Coolly, Mairona slipped a dagger from Ronan's belt. "You are not the first to underestimate me, Rolf. Just ask the King of Gwynedd." Hefting the dagger, she advanced to Rolf's side and held it up for him to see. His eyes began to show fear. "Then again, you shall never have the chance. Your sentence is to be carried out immediately." With a quick jerk, she ran the blade's edge across his neck. Even though she jumped back, her hands and dress were dirtied in the initial spurt of blood. To think, she had almost done this to Kelson— The touch of warm, red liquid brought her actions to an immediate reality, breaking down her calm assurance. She nearly dropped the dagger, but clamped her fingers hard about its hilt to keep it firm as she stared at her hands, blood dripping to the floor.
"My lady," Finian called, swiftly approaching. "Are you alright?"
Mairona blinked, then looked at him. "Yes, I am fine." She turned to the soldiers and handed off the blade. "Someone bring me a cloth to wipe this off. Hang the traitor in the courtyard so all can see what happens to butchers and criminals. Then I want his head."
One of the men brought her a towel, which she used to clean herself off as best as possible. The body was quickly removed, though a pool of blood remained as testament to Rolf's execution. "Now," Mairona continued, handing the towel off. "We will discuss our future."
"We have a year before our current supplies run out," Finian assured her.
"Yes, I know, and then what?" she asked him. "Surrender now or then, what is the difference?"
"Perhaps the Lord God will grant a miracle," Ronan added. "Our cause is just."
"No, I do not think so," she replied. "In the past several months, I have come to know the King of Gwynedd very well. I have seen things—" She trailed off, taking an intentional dramatic pause. "I have seen things that leave no question in my mind that the Haldane is truly chosen by God. He is a generous and just king, and is more likely to be forgiving now than later. If I surrender the castle and you all swear honest fealty to him, you will be pardoned."
"And you, my lady?" Oran asked. "Will you agree to dying in a convent like Caitrin Quinnell?"
Mairona smiled sadly. "I have conspired to assassinate the Haldane, and he knows. He is within his full rights to execute me."
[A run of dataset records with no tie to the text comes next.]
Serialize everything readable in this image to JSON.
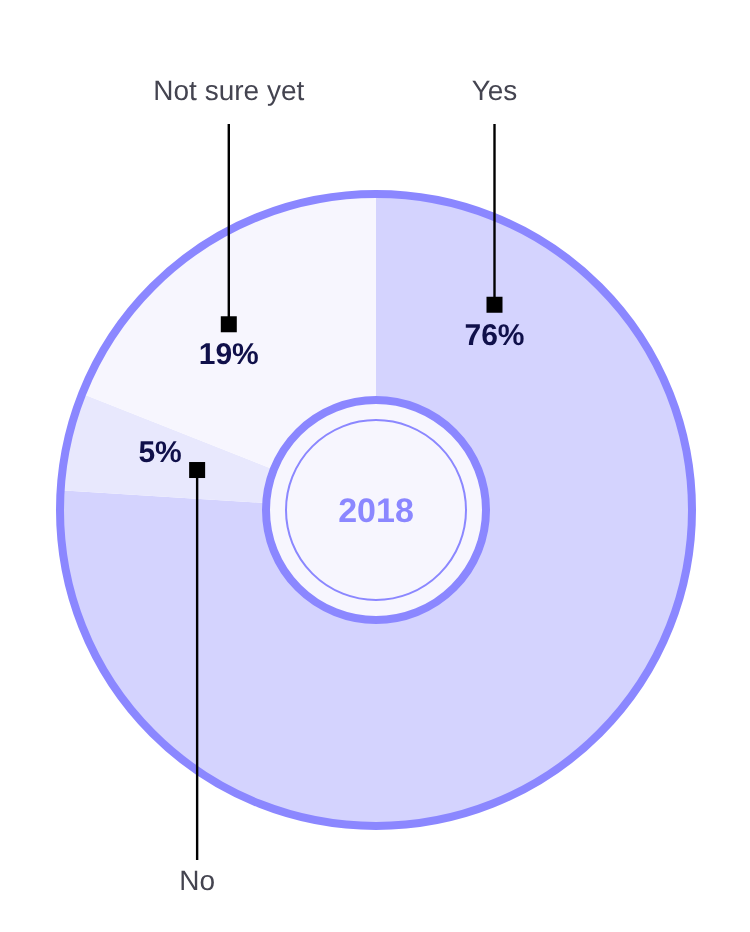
{
  "chart_data": {
    "type": "donut",
    "title": "2018",
    "categories": [
      "Yes",
      "No",
      "Not sure yet"
    ],
    "values": [
      76,
      5,
      19
    ],
    "colors": [
      "#d4d3fe",
      "#e8e8fd",
      "#f7f6fe"
    ],
    "value_labels": [
      "76%",
      "5%",
      "19%"
    ]
  }
}
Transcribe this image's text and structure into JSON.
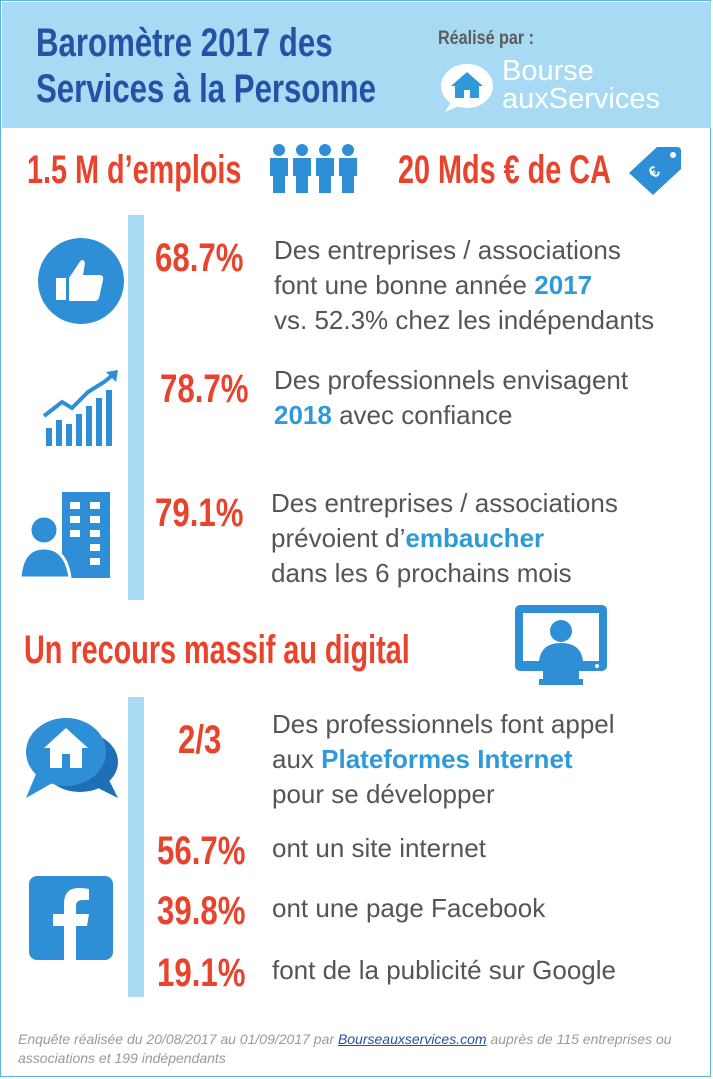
{
  "header": {
    "title_line1": "Baromètre 2017 des",
    "title_line2": "Services à la Personne",
    "realise_par": "Réalisé par :",
    "logo_line1": "Bourse",
    "logo_line2": "auxServices"
  },
  "kpis": {
    "emplois": "1.5 M d’emplois",
    "ca": "20 Mds € de CA",
    "ca_tag_symbol": "€"
  },
  "stats": [
    {
      "value": "68.7%",
      "line1": "Des entreprises / associations",
      "line2_pre": "font une bonne année ",
      "line2_hl": "2017",
      "line3": "vs. 52.3% chez les indépendants"
    },
    {
      "value": "78.7%",
      "line1": "Des professionnels envisagent",
      "line2_hl": "2018",
      "line2_post": " avec confiance"
    },
    {
      "value": "79.1%",
      "line1": "Des entreprises / associations",
      "line2_pre": "prévoient d’",
      "line2_hl": "embaucher",
      "line3": "dans les 6 prochains mois"
    }
  ],
  "digital": {
    "heading": "Un recours massif au digital",
    "items": [
      {
        "value": "2/3",
        "line1": "Des professionnels font appel",
        "line2_pre": "aux ",
        "line2_hl": "Plateformes Internet",
        "line3": "pour se développer"
      },
      {
        "value": "56.7%",
        "text": "ont un site internet"
      },
      {
        "value": "39.8%",
        "text": "ont une page Facebook"
      },
      {
        "value": "19.1%",
        "text": "font de la publicité sur Google"
      }
    ]
  },
  "footer": {
    "pre": "Enquête réalisée du 20/08/2017  au 01/09/2017  par ",
    "link": "Bourseauxservices.com",
    "post": " auprès de 115 entreprises ou associations et 199 indépendants"
  },
  "colors": {
    "header_bg": "#a8daf3",
    "title": "#2452a4",
    "accent_red": "#e8432c",
    "accent_blue": "#2e9bd8",
    "icon_blue": "#2e8fd6",
    "body_text": "#555555"
  }
}
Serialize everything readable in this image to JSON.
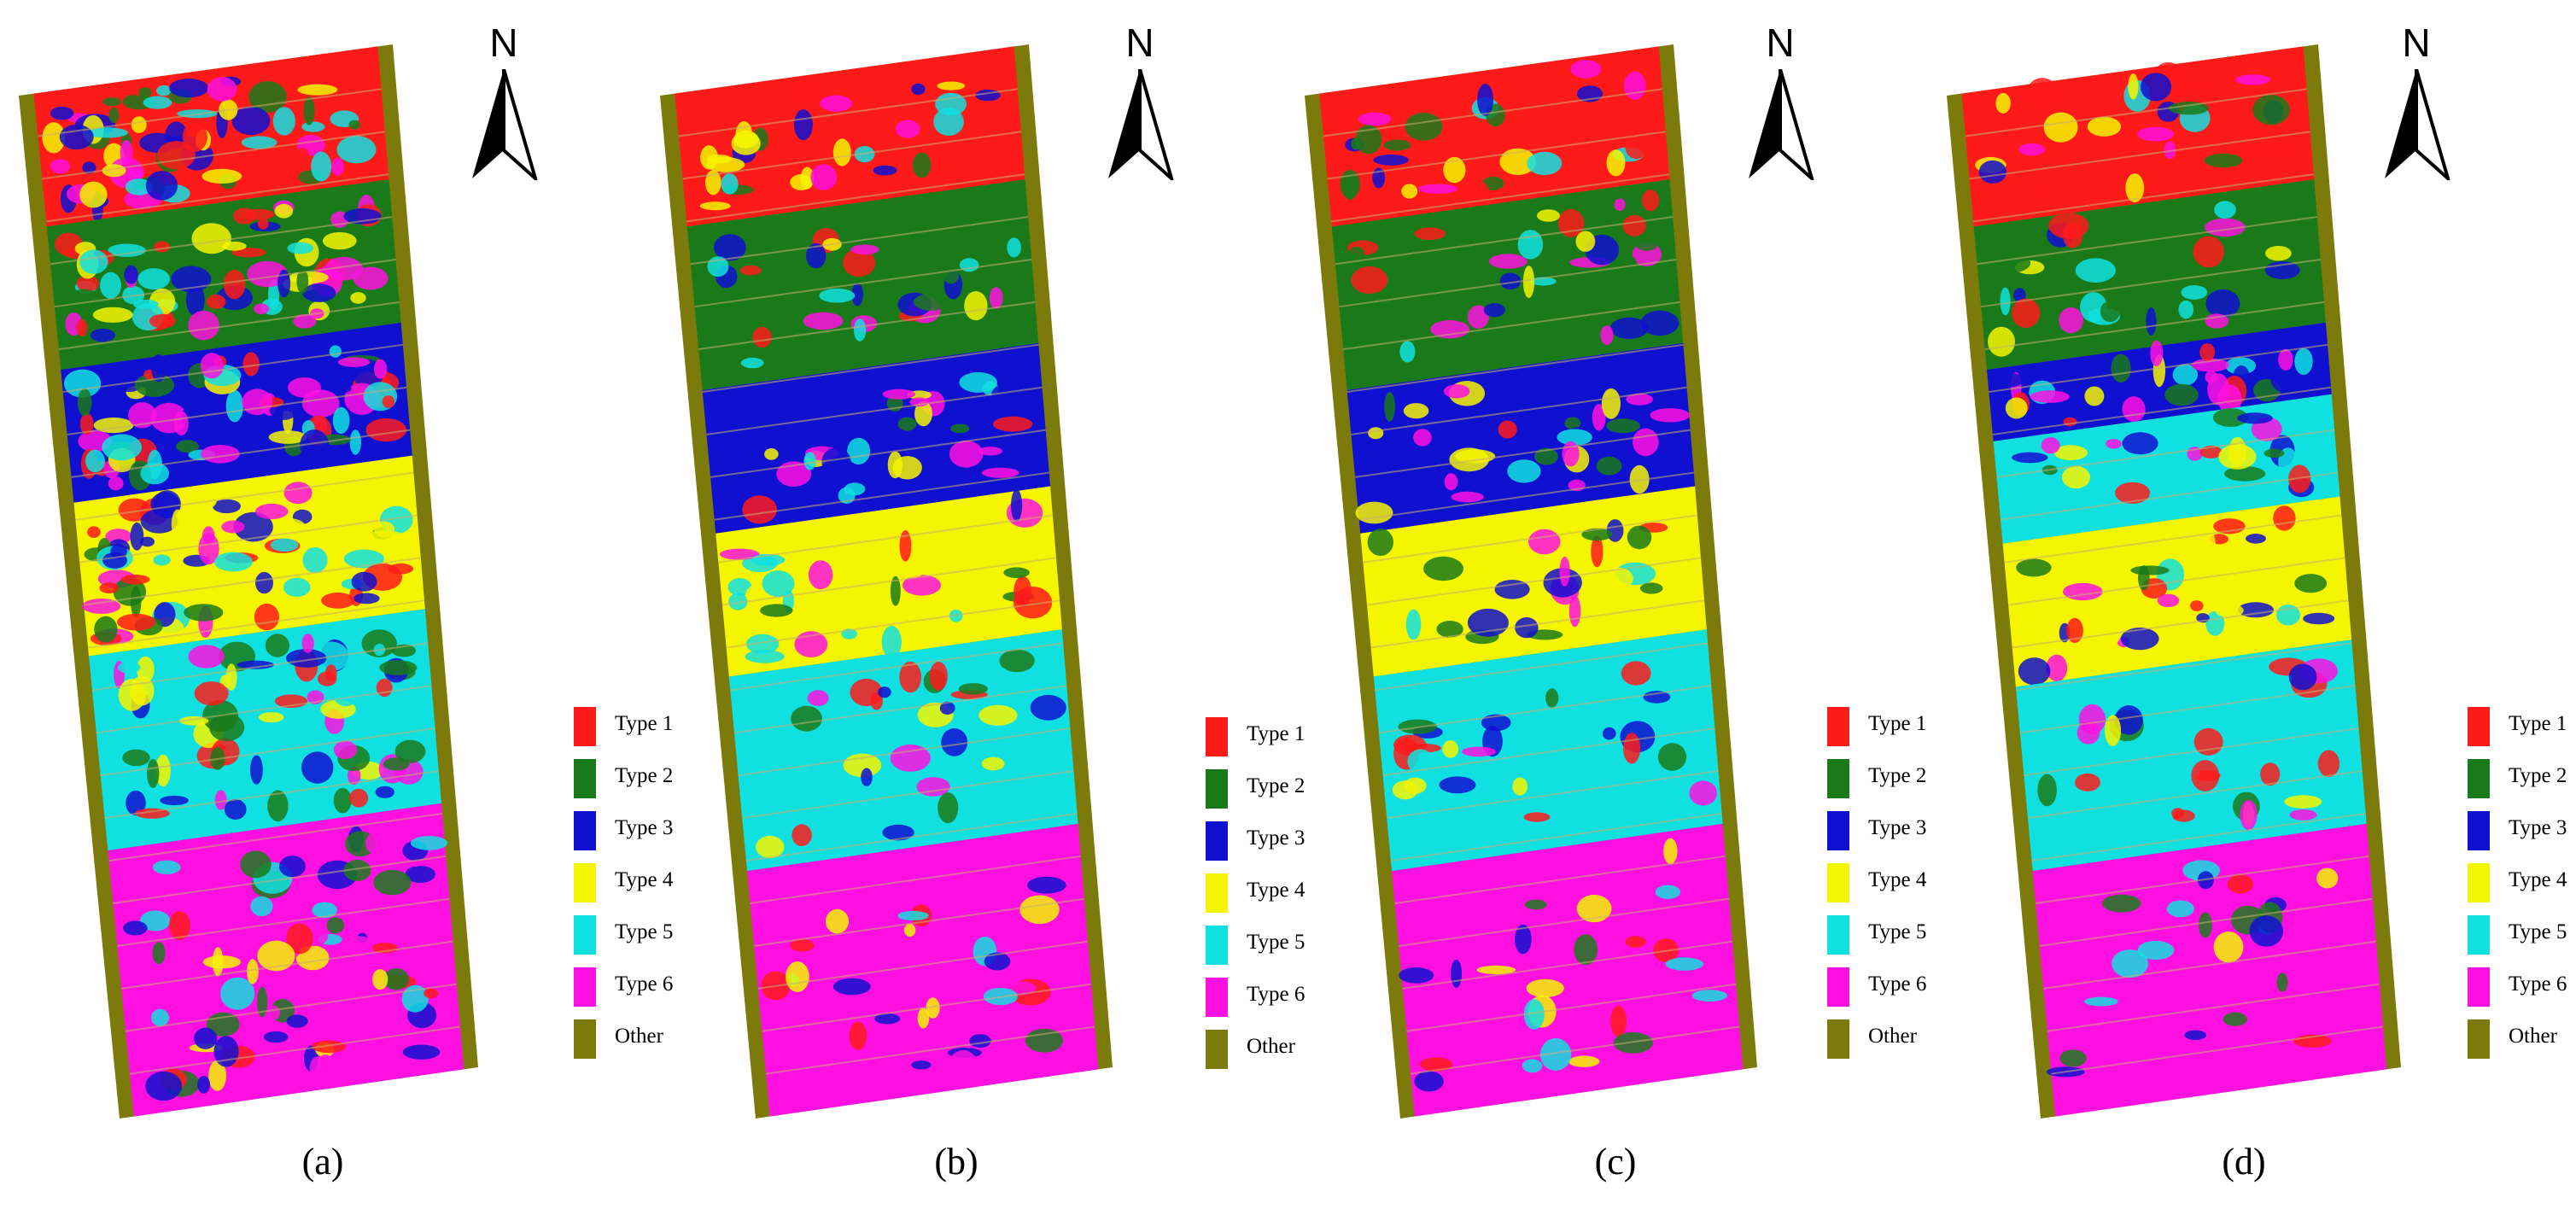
{
  "panels": [
    {
      "label": "(a)",
      "compass": "N"
    },
    {
      "label": "(b)",
      "compass": "N"
    },
    {
      "label": "(c)",
      "compass": "N"
    },
    {
      "label": "(d)",
      "compass": "N"
    }
  ],
  "legend": [
    {
      "label": "Type 1",
      "color": "#ff1a1a"
    },
    {
      "label": "Type 2",
      "color": "#1a7a1a"
    },
    {
      "label": "Type 3",
      "color": "#1010d0"
    },
    {
      "label": "Type 4",
      "color": "#f5f500"
    },
    {
      "label": "Type 5",
      "color": "#10e0e0"
    },
    {
      "label": "Type 6",
      "color": "#ff10e0"
    },
    {
      "label": "Other",
      "color": "#7d7a0c"
    }
  ],
  "colors": {
    "background_field": "#7d7a0c",
    "row_lines": "#c8b070"
  }
}
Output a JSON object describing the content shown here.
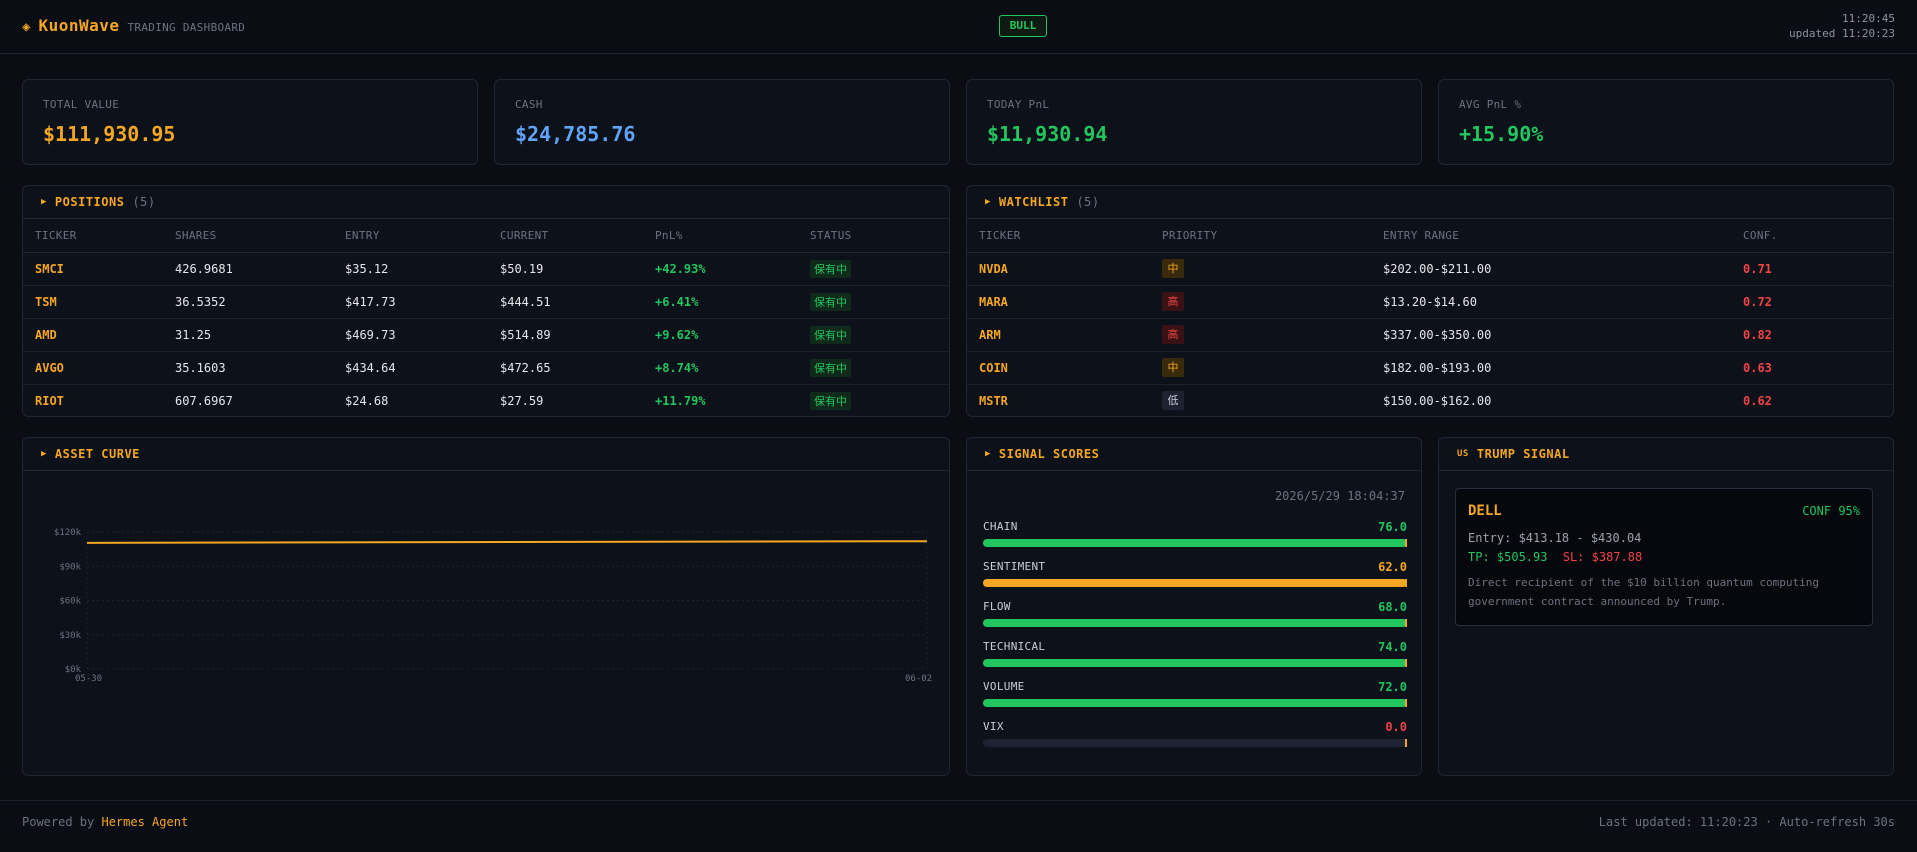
{
  "header": {
    "brand_icon": "diamond-icon",
    "brand_name": "KuonWave",
    "brand_sub": "TRADING DASHBOARD",
    "regime": "BULL",
    "time": "11:20:45",
    "updated": "updated 11:20:23"
  },
  "stats": [
    {
      "label": "TOTAL VALUE",
      "value": "$111,930.95",
      "color": "#f5a623"
    },
    {
      "label": "CASH",
      "value": "$24,785.76",
      "color": "#60a5fa"
    },
    {
      "label": "TODAY PnL",
      "value": "$11,930.94",
      "color": "#22c55e"
    },
    {
      "label": "AVG PnL %",
      "value": "+15.90%",
      "color": "#22c55e"
    }
  ],
  "positions": {
    "title": "POSITIONS",
    "count": "(5)",
    "columns": [
      "TICKER",
      "SHARES",
      "ENTRY",
      "CURRENT",
      "PnL%",
      "STATUS"
    ],
    "rows": [
      {
        "ticker": "SMCI",
        "shares": "426.9681",
        "entry": "$35.12",
        "current": "$50.19",
        "pnl": "+42.93%",
        "status": "保有中"
      },
      {
        "ticker": "TSM",
        "shares": "36.5352",
        "entry": "$417.73",
        "current": "$444.51",
        "pnl": "+6.41%",
        "status": "保有中"
      },
      {
        "ticker": "AMD",
        "shares": "31.25",
        "entry": "$469.73",
        "current": "$514.89",
        "pnl": "+9.62%",
        "status": "保有中"
      },
      {
        "ticker": "AVGO",
        "shares": "35.1603",
        "entry": "$434.64",
        "current": "$472.65",
        "pnl": "+8.74%",
        "status": "保有中"
      },
      {
        "ticker": "RIOT",
        "shares": "607.6967",
        "entry": "$24.68",
        "current": "$27.59",
        "pnl": "+11.79%",
        "status": "保有中"
      }
    ]
  },
  "watchlist": {
    "title": "WATCHLIST",
    "count": "(5)",
    "columns": [
      "TICKER",
      "PRIORITY",
      "ENTRY RANGE",
      "CONF."
    ],
    "rows": [
      {
        "ticker": "NVDA",
        "priority": "中",
        "level": "mid",
        "range": "$202.00-$211.00",
        "conf": "0.71"
      },
      {
        "ticker": "MARA",
        "priority": "高",
        "level": "high",
        "range": "$13.20-$14.60",
        "conf": "0.72"
      },
      {
        "ticker": "ARM",
        "priority": "高",
        "level": "high",
        "range": "$337.00-$350.00",
        "conf": "0.82"
      },
      {
        "ticker": "COIN",
        "priority": "中",
        "level": "mid",
        "range": "$182.00-$193.00",
        "conf": "0.63"
      },
      {
        "ticker": "MSTR",
        "priority": "低",
        "level": "low",
        "range": "$150.00-$162.00",
        "conf": "0.62"
      }
    ]
  },
  "asset_curve": {
    "title": "ASSET CURVE"
  },
  "chart_data": {
    "type": "line",
    "x": [
      "05-30",
      "06-02"
    ],
    "series": [
      {
        "values": [
          110500,
          111930.95
        ]
      }
    ],
    "yticks": [
      "$120k",
      "$90k",
      "$60k",
      "$30k",
      "$0k"
    ],
    "ylim": [
      0,
      120000
    ],
    "line_color": "#f5a623"
  },
  "signal_scores": {
    "title": "SIGNAL SCORES",
    "date": "2026/5/29 18:04:37",
    "items": [
      {
        "name": "CHAIN",
        "value": "76.0",
        "fill": 1.0,
        "color": "#22c55e"
      },
      {
        "name": "SENTIMENT",
        "value": "62.0",
        "fill": 1.0,
        "color": "#f5a623"
      },
      {
        "name": "FLOW",
        "value": "68.0",
        "fill": 1.0,
        "color": "#22c55e"
      },
      {
        "name": "TECHNICAL",
        "value": "74.0",
        "fill": 1.0,
        "color": "#22c55e"
      },
      {
        "name": "VOLUME",
        "value": "72.0",
        "fill": 1.0,
        "color": "#22c55e"
      },
      {
        "name": "VIX",
        "value": "0.0",
        "fill": 0.0,
        "color": "#ef4444"
      }
    ]
  },
  "trump_signal": {
    "flag": "US",
    "title": "TRUMP SIGNAL",
    "ticker": "DELL",
    "conf": "CONF 95%",
    "entry": "Entry: $413.18 - $430.04",
    "tp": "TP: $505.93",
    "sl": "SL: $387.88",
    "description": "Direct recipient of the $10 billion quantum computing government contract announced by Trump."
  },
  "footer": {
    "powered_prefix": "Powered by",
    "agent": "Hermes Agent",
    "status": "Last updated: 11:20:23 · Auto-refresh 30s"
  }
}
"Never!" Ronan declared vehemently.
"Peace." Mairona held up her hand. "He offered me my life, and I refused. Take heart, it will not be immediate. You see, I am now Mairona ní Dhugain de Haldane, and I carry his child." She ignored the stunned gasps, which told her that Rolf hadn't shared the news of the wedding that had angered him to acts of suicidal revenge. "Meara has always prospered under the Haldanes so long as it is loyal, so it is not a bad fate I have chosen for my land. I surrender tomorrow. If you do not agree and will not swear fealty to King Kelson, then I suggest you quit Druimfada before dawn. Now, that is all. I am very tired, and I must still see to feeding the people who remain in the town." Without ceremony Mairona left the room, leaving the chieftains to debate all that had happened.